|Title||Responses of insect herbivores and their food plants to wind exposure and the importance of predation risk|
|Author(s)||Chen, Cong; Biere, Arjen; Gols, Rieta; Halfwerk, Wouter; Oers, Kees van; Harvey, Jeffrey A.|
|Source||Journal of Animal Ecology 87 (2018)4. - ISSN 0021-8790 - p. 1046 - 1057.|
Laboratory of Entomology
|Publication type||Refereed Article in a scientific journal|
|Keyword(s)||Abiotic factors - Brassica nigra - Development - Parus major - Pieris brassicae - Plant-herbivore interactions - Plutella xylostella - Predator|
Wind is an important abiotic factor that influences an array of biological processes, but it is rarely considered in studies on plant-herbivore interactions. Here, we tested whether wind exposure could directly or indirectly affect the performance of two insect herbivores, Plutella xylostella and Pieris brassicae, feeding on Brassica nigra plants.
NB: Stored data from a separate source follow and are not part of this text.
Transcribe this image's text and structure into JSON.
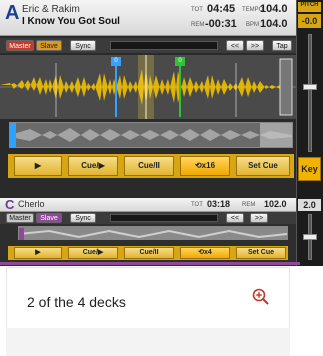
{
  "deckA": {
    "letter": "A",
    "artist": "Eric & Rakim",
    "title": "I Know You Got Soul",
    "tot_label": "TOT",
    "time": "04:45",
    "rem_label": "REM",
    "remaining": "-00:31",
    "bpm_label_top": "TEMPO",
    "tempo": "104.0",
    "bpm_label": "BPM",
    "bpm": "104.0",
    "pitch_label": "PITCH",
    "pitch": "-0.0",
    "buttons": {
      "master": "Master",
      "slave": "Slave",
      "sync": "Sync",
      "rewind": "<<",
      "forward": ">>",
      "tap": "Tap"
    },
    "cue_marker_1": "0",
    "cue_marker_2": "0",
    "transport": {
      "play": "▶",
      "cue_play": "Cue/▶",
      "cue_pause": "Cue/II",
      "loop": "⟲x16",
      "set_cue": "Set Cue"
    },
    "key": "Key",
    "colors": {
      "accent": "#d6a614",
      "wave": "#f0c000",
      "deck_letter": "#1f3e8c"
    }
  },
  "deckC": {
    "letter": "C",
    "artist": "Cherlo",
    "tot_label": "TOT",
    "time": "03:18",
    "rem_label": "REM",
    "tempo": "102.0",
    "pitch": "2.0",
    "buttons": {
      "master": "Master",
      "slave": "Slave",
      "sync": "Sync",
      "rewind": "<<",
      "forward": ">>"
    },
    "transport": {
      "play": "▶",
      "cue_play": "Cue/▶",
      "cue_pause": "Cue/II",
      "loop": "⟲x4",
      "set_cue": "Set Cue"
    },
    "colors": {
      "accent": "#8d4a98",
      "deck_letter": "#6a3c8a"
    }
  },
  "caption": {
    "text": "2 of the 4 decks",
    "zoom_icon": "zoom-in-icon"
  }
}
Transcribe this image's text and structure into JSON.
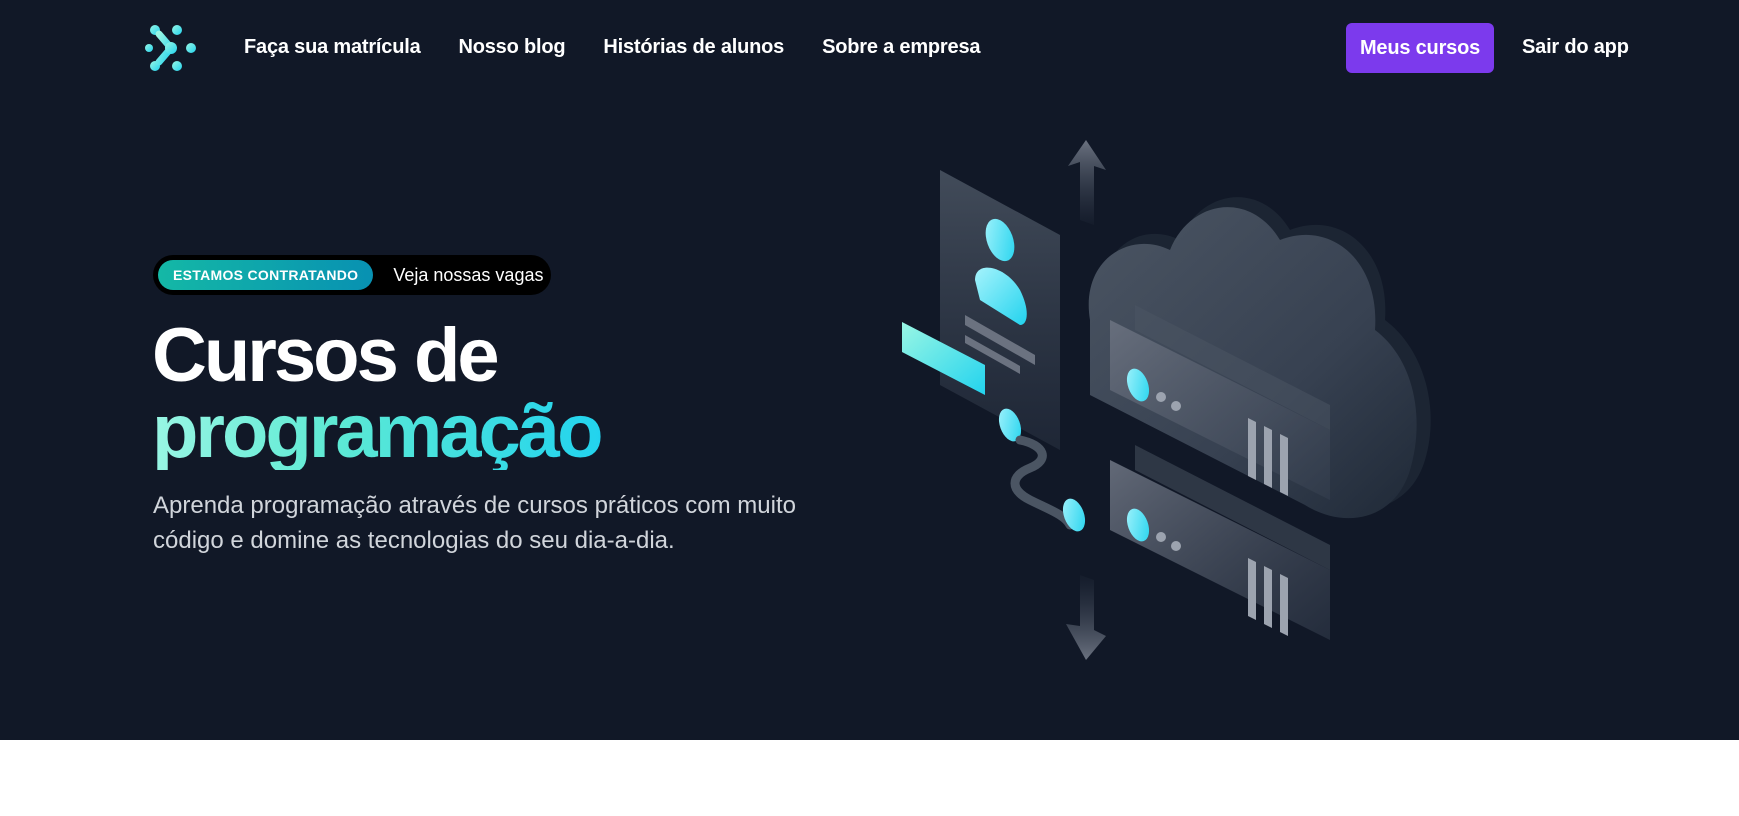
{
  "nav": {
    "links": [
      {
        "label": "Faça sua matrícula"
      },
      {
        "label": "Nosso blog"
      },
      {
        "label": "Histórias de alunos"
      },
      {
        "label": "Sobre a empresa"
      }
    ],
    "my_courses_label": "Meus cursos",
    "logout_label": "Sair do app"
  },
  "hero": {
    "badge_tag": "ESTAMOS CONTRATANDO",
    "badge_text": "Veja nossas vagas",
    "title_line1": "Cursos de",
    "title_line2": "programação",
    "subtitle": "Aprenda programação através de cursos práticos com muito código e domine as tecnologias do seu dia-a-dia."
  },
  "colors": {
    "background": "#111827",
    "accent_purple": "#7c3aed",
    "accent_teal": "#5eead4",
    "accent_cyan": "#22d3ee"
  },
  "icons": {
    "logo": "brand-logo-icon",
    "badge_chevron": "chevron-right-icon",
    "illustration": "cloud-servers-illustration"
  }
}
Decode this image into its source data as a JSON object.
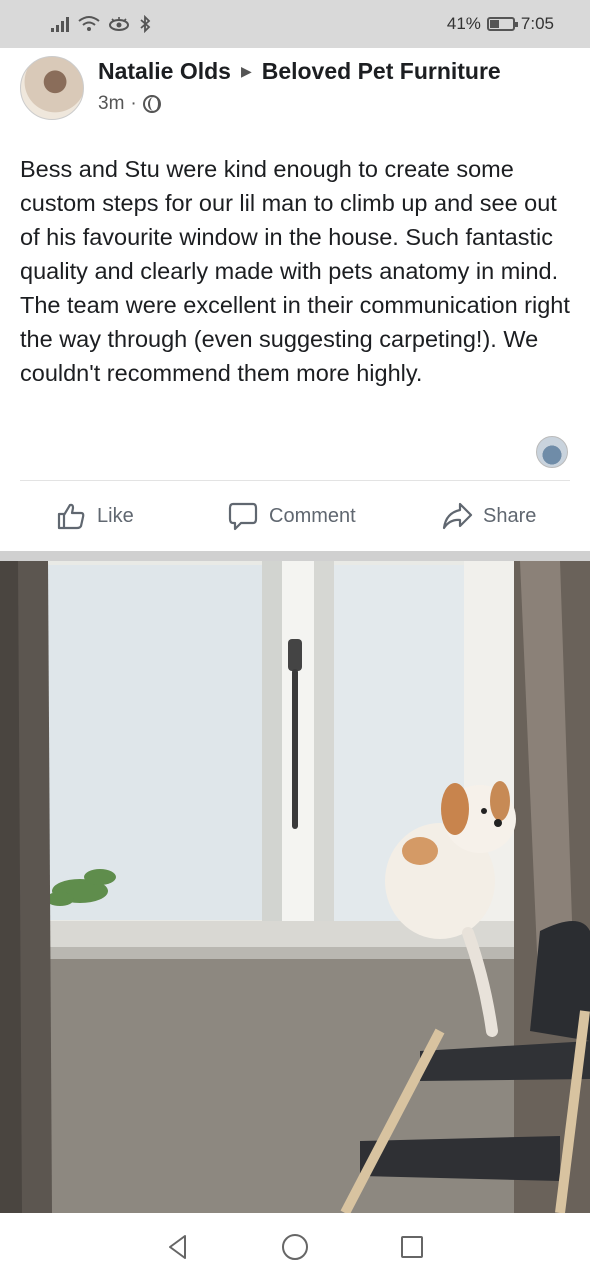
{
  "status_bar": {
    "battery_percent": "41%",
    "battery_level": 0.41,
    "time": "7:05",
    "icons": [
      "signal-icon",
      "wifi-icon",
      "eye-icon",
      "bluetooth-icon"
    ]
  },
  "post": {
    "author": "Natalie Olds",
    "page": "Beloved Pet Furniture",
    "time_ago": "3m",
    "separator": "·",
    "privacy_icon": "globe-icon",
    "text": "Bess and Stu were kind enough to create some custom steps for our lil man to climb up and see out of his favourite window in the house. Such fantastic quality and clearly made with pets anatomy in mind. The team were excellent in their communication right the way through (even suggesting carpeting!). We couldn't recommend them more highly."
  },
  "actions": {
    "like": "Like",
    "comment": "Comment",
    "share": "Share"
  },
  "nav": {
    "icons": [
      "back-icon",
      "home-icon",
      "recents-icon"
    ]
  },
  "colors": {
    "status_bar_bg": "#d9d9d9",
    "action_text": "#606770",
    "separator": "#d0d0d0"
  }
}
In a greenhouse study using a factorial design, B. nigra plants were exposed to different wind regimes generated by fans before and after caterpillars were introduced on plants in an attempt to separate the effects of direct and indirect wind exposure on herbivores. Wind exposure delayed flowering, decreased plant height and increased leaf concentrations of amino acids and glucosinolates. Plant-mediated effects of wind on herbivores, that is effects of exposure of plants to wind prior to herbivore feeding, were generally small. However, development time of both herbivores was extended and adult body mass of P. xylostella was reduced when they were directly exposed to wind. By contrast, wind-exposed adult P. brassicae butterflies were significantly larger, revealing a trade-off between development time and adult size. Based on these results, we conducted a behavioural experiment to study preference by an avian predator, the great tit (Parus major) for last instar P. brassicae caterpillars on plants that were exposed to either control (no wind) or wind (fan-exposed) treatments. Tits captured significantly more caterpillars on still than on wind-exposed plants. Our results suggest that P. brassicae caterpillars are able to perceive the abiotic environment and to trade off the costs of extended development time against the benefits of increased size depending on the perceived risk of predation mediated by wind exposure. Such adaptive phenotypic plasticity in insects has not yet been described in response to wind exposure.